Why is a genetic diagnosis important?

Limb girdle muscular dystrophy (LGMD) and Miyoshi Myopathy encompasses a number of different inherited muscular dystrophies that are grouped under the label of either "limb girdle" because they generally affect the pelvic and shoulder girdles or “miyoshi” because they generally affect the lower part of the limbs, particularly the leg. To date, over 25 different types of LGMD and 3 different types of Miyoshi have been identified, each one caused by mutations in a different gene. Each subtype has some specific features, such as age of onset of symptoms, rate of progression, particular muscles involved, and whether there is heart and respiratory involvement. These differences should be used to define the most appropriate standard of care and disease management among the different subtypes of LGMDs. It is therefore vital to go beyond the general diagnosis of LGMD or Miyoshi and determine the specific type involved in order to determine the best way to manage your disease. Subtyping LGMD and Miyoshi is done by gathering information such as family history, clinical presentation including CK levels, immunostaining of muscle biopsy and most importantly, genetic testing

The Jain Foundation has partnered with several other LGMD family foundations to offer free genetic testing for patients suffering from muscular dystrophy to obtain a definitive and specific genetic diagnosis. Currently we are only able to offer the free genetic testing to those living in the US, but we hope to eventaully expand internationally.  If you live within the US, please visit lgmd-diagnosis.org for more information. If you live in India, please contact in individuals listed here. For patients in other countries, we encourage you to take the eligibility quiz at lgmd-diagnosis.org, so that we can contact you quickly if we are able to expand internationally and offer free genetic sequencing in your country.  In addition, please refer to our lists of diagnostic resources and physician referrals as these may be useful for those diagnosed with LGMD/Miyoshi or other forms of muscular dystrophy.

Below are specific reasons why determining the specific sub-type of LGMD or Miyoshi through the use of genetic analysis is important:

Differences in disease management

Among the different types of LGMD and Miyoshi, there are different types of disease presentation, with important implications for management. Prognosis for LGMD/Miyoshi is not uniform and therefore timely intervention through early identification of potential complications may improve survival. For example, the risks of cardiomyopathy and pulmonary problem varies greatly among the different forms of LGMD, with these issues being frequent in LGMD 2I patients, while very uncommon in LGMD2A or 2B patients. Also, anecdotal reports of prednisone use in LGMD/Miyoshi show striking differences among subtypes with prednisone seemly beneficial for LGMD2I patients, while negative effects have been reported when this treatment was offered to LGMD2B/Miyoshi patients.

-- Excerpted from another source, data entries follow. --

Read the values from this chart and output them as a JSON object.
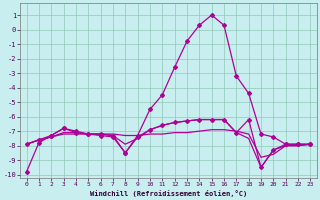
{
  "xlabel": "Windchill (Refroidissement éolien,°C)",
  "ylabel": "",
  "xlim": [
    -0.5,
    23.5
  ],
  "ylim": [
    -10.2,
    1.8
  ],
  "yticks": [
    1,
    0,
    -1,
    -2,
    -3,
    -4,
    -5,
    -6,
    -7,
    -8,
    -9,
    -10
  ],
  "xticks": [
    0,
    1,
    2,
    3,
    4,
    5,
    6,
    7,
    8,
    9,
    10,
    11,
    12,
    13,
    14,
    15,
    16,
    17,
    18,
    19,
    20,
    21,
    22,
    23
  ],
  "background_color": "#c8eef0",
  "grid_color": "#90c8b8",
  "line_color": "#b0009a",
  "lines": [
    {
      "x": [
        0,
        1,
        2,
        3,
        4,
        5,
        6,
        7,
        8,
        9,
        10,
        11,
        12,
        13,
        14,
        15,
        16,
        17,
        18,
        19,
        20,
        21,
        22,
        23
      ],
      "y": [
        -9.8,
        -7.8,
        -7.3,
        -6.8,
        -7.0,
        -7.2,
        -7.3,
        -7.4,
        -8.5,
        -7.3,
        -5.5,
        -4.5,
        -2.6,
        -0.8,
        0.3,
        1.0,
        0.3,
        -3.2,
        -4.4,
        -7.2,
        -7.4,
        -7.9,
        -7.9,
        -7.9
      ],
      "marker": "D",
      "markersize": 2.0,
      "lw": 0.9
    },
    {
      "x": [
        0,
        1,
        2,
        3,
        4,
        5,
        6,
        7,
        8,
        9,
        10,
        11,
        12,
        13,
        14,
        15,
        16,
        17,
        18,
        19,
        20,
        21,
        22,
        23
      ],
      "y": [
        -7.9,
        -7.6,
        -7.4,
        -7.2,
        -7.2,
        -7.2,
        -7.2,
        -7.2,
        -7.3,
        -7.3,
        -7.2,
        -7.2,
        -7.1,
        -7.1,
        -7.0,
        -6.9,
        -6.9,
        -7.0,
        -7.2,
        -8.8,
        -8.6,
        -8.0,
        -8.0,
        -7.9
      ],
      "marker": null,
      "markersize": 0,
      "lw": 0.9
    },
    {
      "x": [
        0,
        1,
        2,
        3,
        4,
        5,
        6,
        7,
        8,
        9,
        10,
        11,
        12,
        13,
        14,
        15,
        16,
        17,
        18,
        19,
        20,
        21,
        22,
        23
      ],
      "y": [
        -7.9,
        -7.6,
        -7.4,
        -7.1,
        -7.1,
        -7.2,
        -7.2,
        -7.3,
        -7.9,
        -7.5,
        -6.9,
        -6.6,
        -6.4,
        -6.3,
        -6.2,
        -6.2,
        -6.2,
        -7.1,
        -7.5,
        -9.5,
        -8.3,
        -8.0,
        -8.0,
        -7.9
      ],
      "marker": null,
      "markersize": 0,
      "lw": 0.9
    },
    {
      "x": [
        0,
        1,
        2,
        3,
        4,
        5,
        6,
        7,
        8,
        9,
        10,
        11,
        12,
        13,
        14,
        15,
        16,
        17,
        18,
        19,
        20,
        21,
        22,
        23
      ],
      "y": [
        -7.9,
        -7.6,
        -7.3,
        -6.8,
        -7.1,
        -7.2,
        -7.2,
        -7.3,
        -8.5,
        -7.4,
        -6.9,
        -6.6,
        -6.4,
        -6.3,
        -6.2,
        -6.2,
        -6.2,
        -7.1,
        -6.2,
        -9.5,
        -8.3,
        -7.9,
        -7.9,
        -7.9
      ],
      "marker": "D",
      "markersize": 2.0,
      "lw": 0.9
    }
  ]
}
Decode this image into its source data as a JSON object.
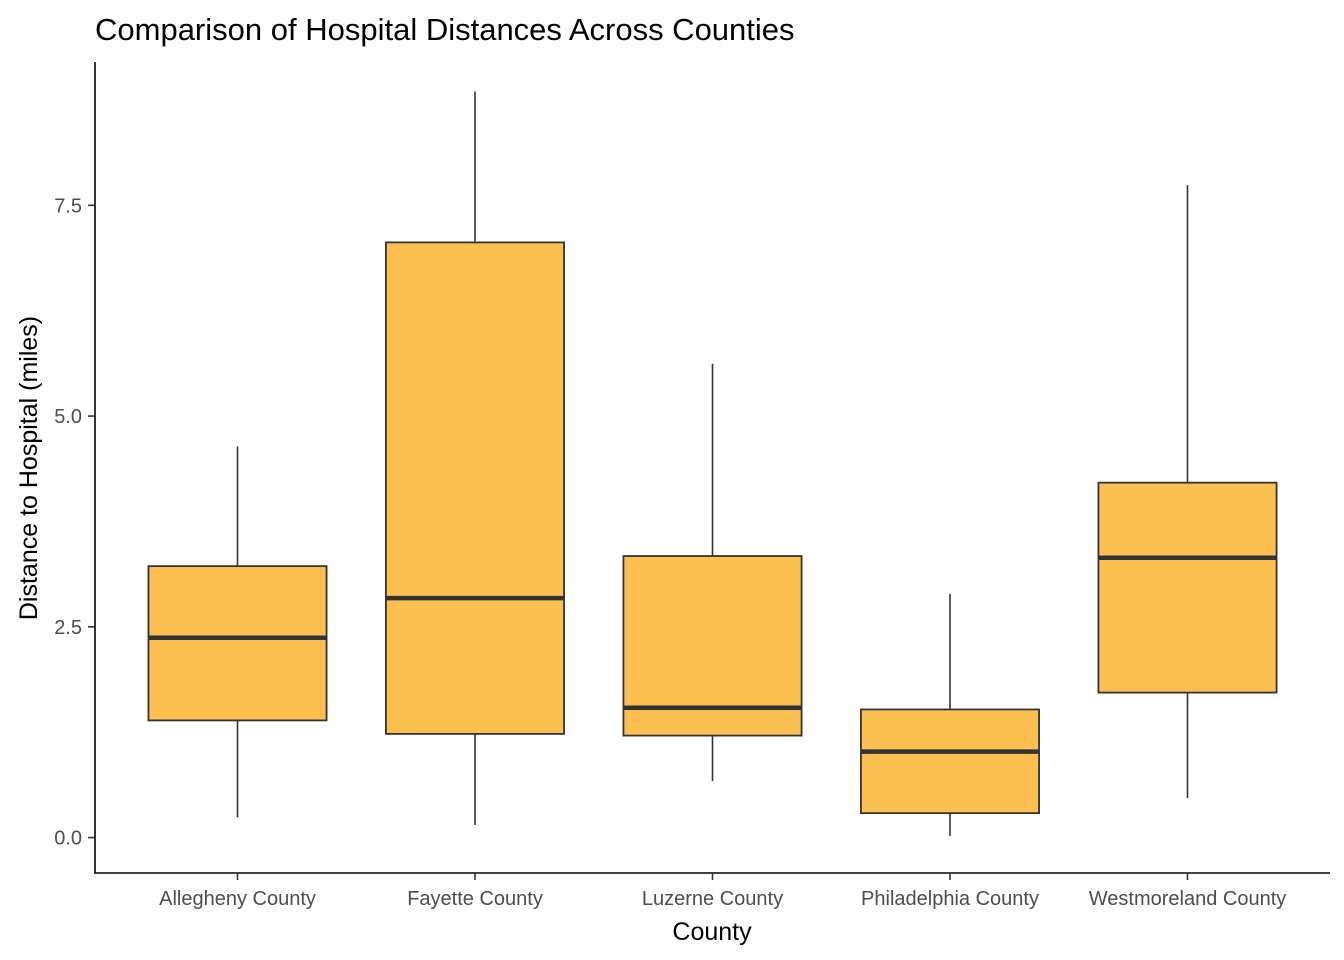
{
  "chart_data": {
    "type": "boxplot",
    "title": "Comparison of Hospital Distances Across Counties",
    "xlabel": "County",
    "ylabel": "Distance to Hospital (miles)",
    "ylim": [
      -0.42,
      9.2
    ],
    "yticks": [
      0.0,
      2.5,
      5.0,
      7.5
    ],
    "ytick_labels": [
      "0.0",
      "2.5",
      "5.0",
      "7.5"
    ],
    "grid": false,
    "legend": "none",
    "box_color": "#fdbf4f",
    "line_color": "#333333",
    "categories": [
      "Allegheny County",
      "Fayette County",
      "Luzerne County",
      "Philadelphia County",
      "Westmoreland County"
    ],
    "boxes": [
      {
        "whisker_low": 0.24,
        "q1": 1.39,
        "median": 2.37,
        "q3": 3.22,
        "whisker_high": 4.64
      },
      {
        "whisker_low": 0.15,
        "q1": 1.23,
        "median": 2.84,
        "q3": 7.06,
        "whisker_high": 8.85
      },
      {
        "whisker_low": 0.67,
        "q1": 1.21,
        "median": 1.54,
        "q3": 3.34,
        "whisker_high": 5.62
      },
      {
        "whisker_low": 0.02,
        "q1": 0.29,
        "median": 1.02,
        "q3": 1.52,
        "whisker_high": 2.89
      },
      {
        "whisker_low": 0.47,
        "q1": 1.72,
        "median": 3.32,
        "q3": 4.21,
        "whisker_high": 7.74
      }
    ]
  }
}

Some potential treatments are mutation-specific

There are some new treatments currently under trials that would benefit patients only with some specific types of mutations (i.e. stop-codon read-through approaches that would only benefit patients with a non-sense mutation). It is thus important to know your specific type of mutation in order to assess whether or not these treatments could be beneficial to you.

Participation in clinical trials

At least half of ongoing clinical trials for these diseases are sub-type specific. Moreover, clinical trials often need the mutation information as a pre-requisite for enrollment.  

Collection of disease specific information

In order to obtain a greater understanding of how each disease progresses, it is important to gather specific information on each individual sub-type. One such example is the International Clinical Outcome Study for Dysferlinopathy (LGMD2B/Miyoshi).